Hollywood & The RIAA Won't Let Tech Save Them
from the fighting-the-wrong-fight dept
We’ve discussed in the past how ridiculous it is to claim that there’s a fight between “Hollywood and Silicon Valley.” After all, the tech industry keeps creating the tools for Hollywood to succeed and broaden its market… and every time they do so, Hollywood responds by attacking those providing the tools. Every innovation that created a vast new market from which to profit from has been attacked. The gramophone. Radio. TV. Cable TV. The VCR. The MP3 player. YouTube. The DVR. In the end, all of these created great new opportunities, but were attacked. As we’ve said, it’s a very strange war where one side (tech) is building all the weapons for the other side… only to see them point those new weapons at their own feet.
Of course, it’s actually even worse than that. Because, not only does Hollywood point these new weapons at their own feet… they then try to sue and blame the tech industry for creating these same weapons. It’s a pretty hostile environment.

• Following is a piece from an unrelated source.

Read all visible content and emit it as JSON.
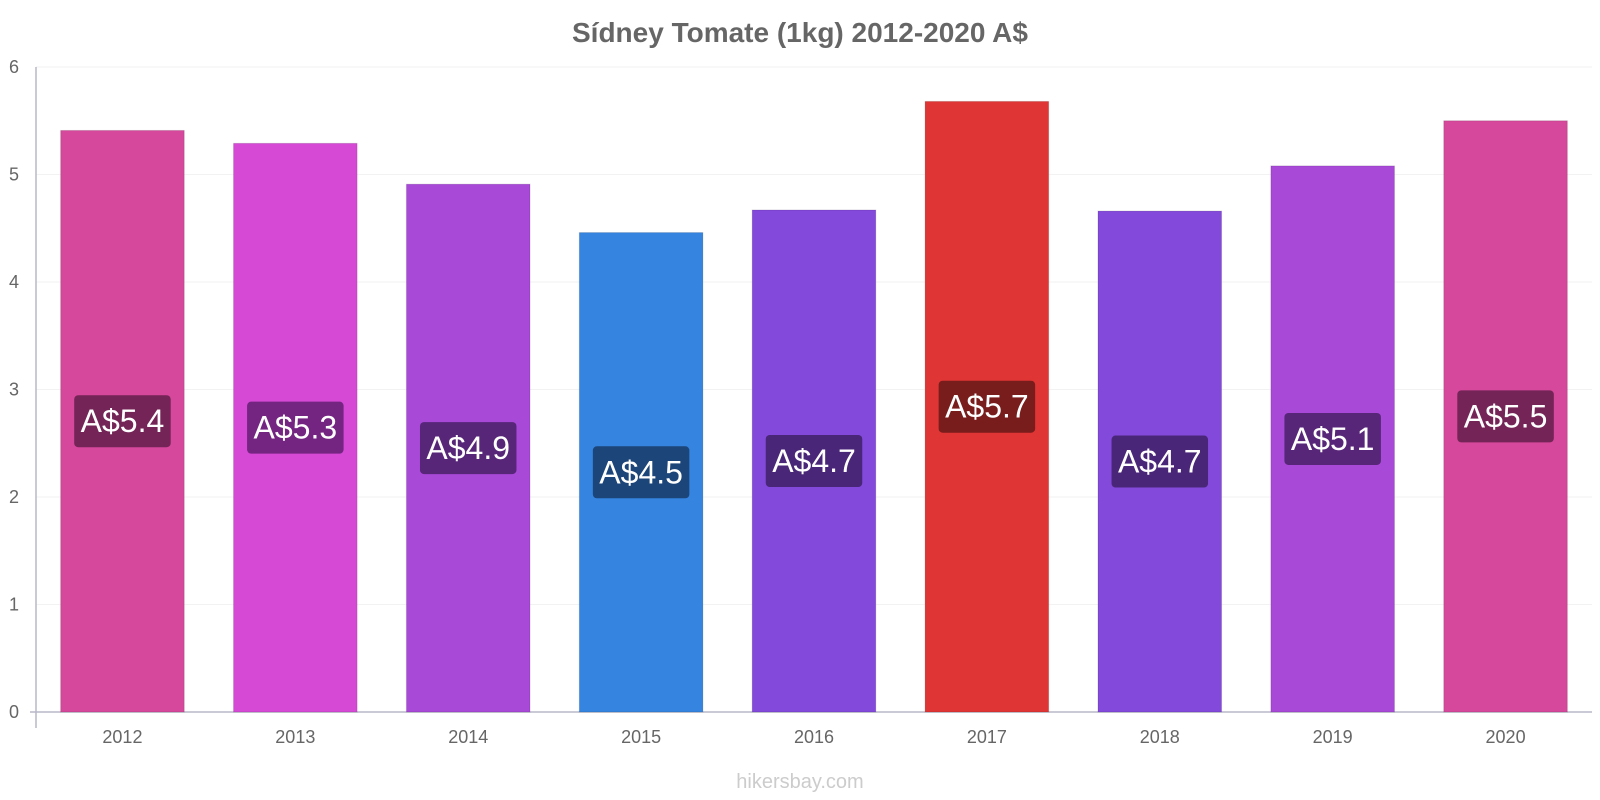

And this is a massive problem for Hollywood. Because, throughout history, it has been shown that the only solution that actually helps solve the “issue” of “piracy” is the creation of new and useful legitimate services. And the entertainment industry is doing its best to scare everyone off from doing that by attacking each of those new services as it comes about. Entrepreneur Tyler Crowley has a great analogy explaining how the entertainment industry is driving the very innovators it needs help from away. He talks about how entrepreneurs look at markets as “islands of opportunity.” He lists out a few, such as the Facebook island and the Apple island.
For tech folks, from the 35,000′ view, there are islands of opportunity. There’s Apple Island, Facebook Island, Microsoft Island, among many others and yes there’s Music Biz Island. Now, we as tech folks have many friends who have sailed to Apple Island and we know that it’s $99/year to doc your boat and if you build anything Apple Island will tax you at 30%. Many of our friends are partying their asses off on Apple Island while making millions (and in some recent cases billions) and that sure sounds like a nice place to build a business.

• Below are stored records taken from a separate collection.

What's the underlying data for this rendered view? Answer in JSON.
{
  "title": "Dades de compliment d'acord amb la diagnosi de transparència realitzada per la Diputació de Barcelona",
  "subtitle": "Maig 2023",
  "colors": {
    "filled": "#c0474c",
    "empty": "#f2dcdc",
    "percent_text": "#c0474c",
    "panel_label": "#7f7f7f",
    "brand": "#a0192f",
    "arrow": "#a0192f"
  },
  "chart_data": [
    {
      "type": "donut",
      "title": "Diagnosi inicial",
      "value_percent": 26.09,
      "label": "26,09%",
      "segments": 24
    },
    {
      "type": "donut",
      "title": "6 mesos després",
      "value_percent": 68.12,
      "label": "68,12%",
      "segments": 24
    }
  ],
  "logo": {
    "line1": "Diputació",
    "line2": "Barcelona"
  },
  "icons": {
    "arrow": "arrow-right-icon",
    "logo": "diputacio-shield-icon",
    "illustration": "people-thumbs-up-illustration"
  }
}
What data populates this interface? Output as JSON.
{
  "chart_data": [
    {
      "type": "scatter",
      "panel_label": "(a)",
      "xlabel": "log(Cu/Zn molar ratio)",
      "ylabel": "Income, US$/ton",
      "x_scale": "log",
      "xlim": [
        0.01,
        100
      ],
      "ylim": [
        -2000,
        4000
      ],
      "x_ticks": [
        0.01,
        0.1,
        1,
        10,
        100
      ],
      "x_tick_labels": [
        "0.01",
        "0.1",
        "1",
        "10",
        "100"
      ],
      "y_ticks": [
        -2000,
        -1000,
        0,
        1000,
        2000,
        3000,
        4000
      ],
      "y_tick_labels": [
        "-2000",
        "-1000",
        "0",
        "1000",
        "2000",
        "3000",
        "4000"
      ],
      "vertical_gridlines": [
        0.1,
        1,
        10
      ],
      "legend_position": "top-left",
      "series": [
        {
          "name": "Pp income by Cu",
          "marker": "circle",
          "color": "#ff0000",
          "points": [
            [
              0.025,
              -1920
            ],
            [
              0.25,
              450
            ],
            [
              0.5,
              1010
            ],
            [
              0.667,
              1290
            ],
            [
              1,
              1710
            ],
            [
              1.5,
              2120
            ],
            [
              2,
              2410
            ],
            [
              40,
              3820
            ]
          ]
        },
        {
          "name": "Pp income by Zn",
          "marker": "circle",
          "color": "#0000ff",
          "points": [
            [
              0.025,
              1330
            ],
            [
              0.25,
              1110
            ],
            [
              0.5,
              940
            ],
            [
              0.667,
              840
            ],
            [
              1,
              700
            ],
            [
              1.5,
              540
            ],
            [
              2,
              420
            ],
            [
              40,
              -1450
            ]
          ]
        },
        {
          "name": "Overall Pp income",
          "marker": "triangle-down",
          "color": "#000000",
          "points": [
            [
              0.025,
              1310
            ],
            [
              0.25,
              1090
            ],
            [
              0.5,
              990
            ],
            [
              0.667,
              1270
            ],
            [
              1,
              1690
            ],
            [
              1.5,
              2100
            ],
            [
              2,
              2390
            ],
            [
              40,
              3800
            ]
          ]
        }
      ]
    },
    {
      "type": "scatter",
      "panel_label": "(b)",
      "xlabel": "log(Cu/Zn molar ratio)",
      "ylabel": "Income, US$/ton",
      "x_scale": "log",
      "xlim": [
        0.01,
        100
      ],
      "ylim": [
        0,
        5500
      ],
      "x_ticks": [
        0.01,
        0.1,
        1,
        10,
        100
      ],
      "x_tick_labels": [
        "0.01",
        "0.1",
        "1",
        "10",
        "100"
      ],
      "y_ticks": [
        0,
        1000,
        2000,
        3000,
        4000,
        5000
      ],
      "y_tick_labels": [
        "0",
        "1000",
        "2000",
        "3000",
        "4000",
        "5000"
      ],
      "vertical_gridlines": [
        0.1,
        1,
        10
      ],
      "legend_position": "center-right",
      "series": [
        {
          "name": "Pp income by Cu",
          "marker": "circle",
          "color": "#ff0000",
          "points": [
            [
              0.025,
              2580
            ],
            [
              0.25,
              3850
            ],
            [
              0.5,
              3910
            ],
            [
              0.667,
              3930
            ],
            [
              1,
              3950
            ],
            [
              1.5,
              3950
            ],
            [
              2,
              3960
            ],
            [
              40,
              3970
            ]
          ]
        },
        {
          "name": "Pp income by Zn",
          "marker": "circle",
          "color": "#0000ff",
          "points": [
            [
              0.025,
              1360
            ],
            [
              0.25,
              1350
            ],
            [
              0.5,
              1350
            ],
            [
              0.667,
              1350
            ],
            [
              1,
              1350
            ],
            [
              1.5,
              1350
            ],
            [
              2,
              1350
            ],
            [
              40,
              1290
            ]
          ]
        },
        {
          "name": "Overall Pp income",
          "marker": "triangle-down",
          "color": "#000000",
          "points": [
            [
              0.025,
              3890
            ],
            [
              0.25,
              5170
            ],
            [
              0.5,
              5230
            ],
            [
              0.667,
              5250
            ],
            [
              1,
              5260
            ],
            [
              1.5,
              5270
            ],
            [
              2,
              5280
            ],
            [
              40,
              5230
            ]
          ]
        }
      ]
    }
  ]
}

He talks about a few other of these “islands of opportunity” (and does a nice job breaking them down). But then he gets to the “music biz island” (which I’d argue is actually the “legacy entertainment biz island”) and notes the hostile reception:
Now, we also know of Music Biz Island which is where the natives start firing cannons as you approach, and if not stuck at sea, one must negotiate with the chiefs for 9 months before given permission to dock. Those who do go ashore are slowly eaten alive by the native cannibals. As a result, all the tugboats and lighthouses (investors, advisors) warn to stay far away from Music Biz Island, as nobody has ever gotten off alive. If that wasn’t bad enough, while Apple and Facebook Island are built with sea walls to protect from the rising oceans, Music Biz Island is already 5 ft under and the educated locals are fleeing for Topspin Island.
In other words, the good entrepreneurs, who actually can help the entertainment industry (some of whom tried in the past) are actively pushed away from helping. And then the entertainment industry whines that no one wants to help them. Perhaps they should look at being just a bit more welcoming…
On a side note: Crowley’s writeup was actually in response to a dinner gathering at some super super swank LA eatery that tried to bring together the heads of the major labels with some LA entrepreneurs. That’s actually encouraging, though, again, meeting in backrooms is still missing the point. Why is it so hard for the industry to have a discussion in public?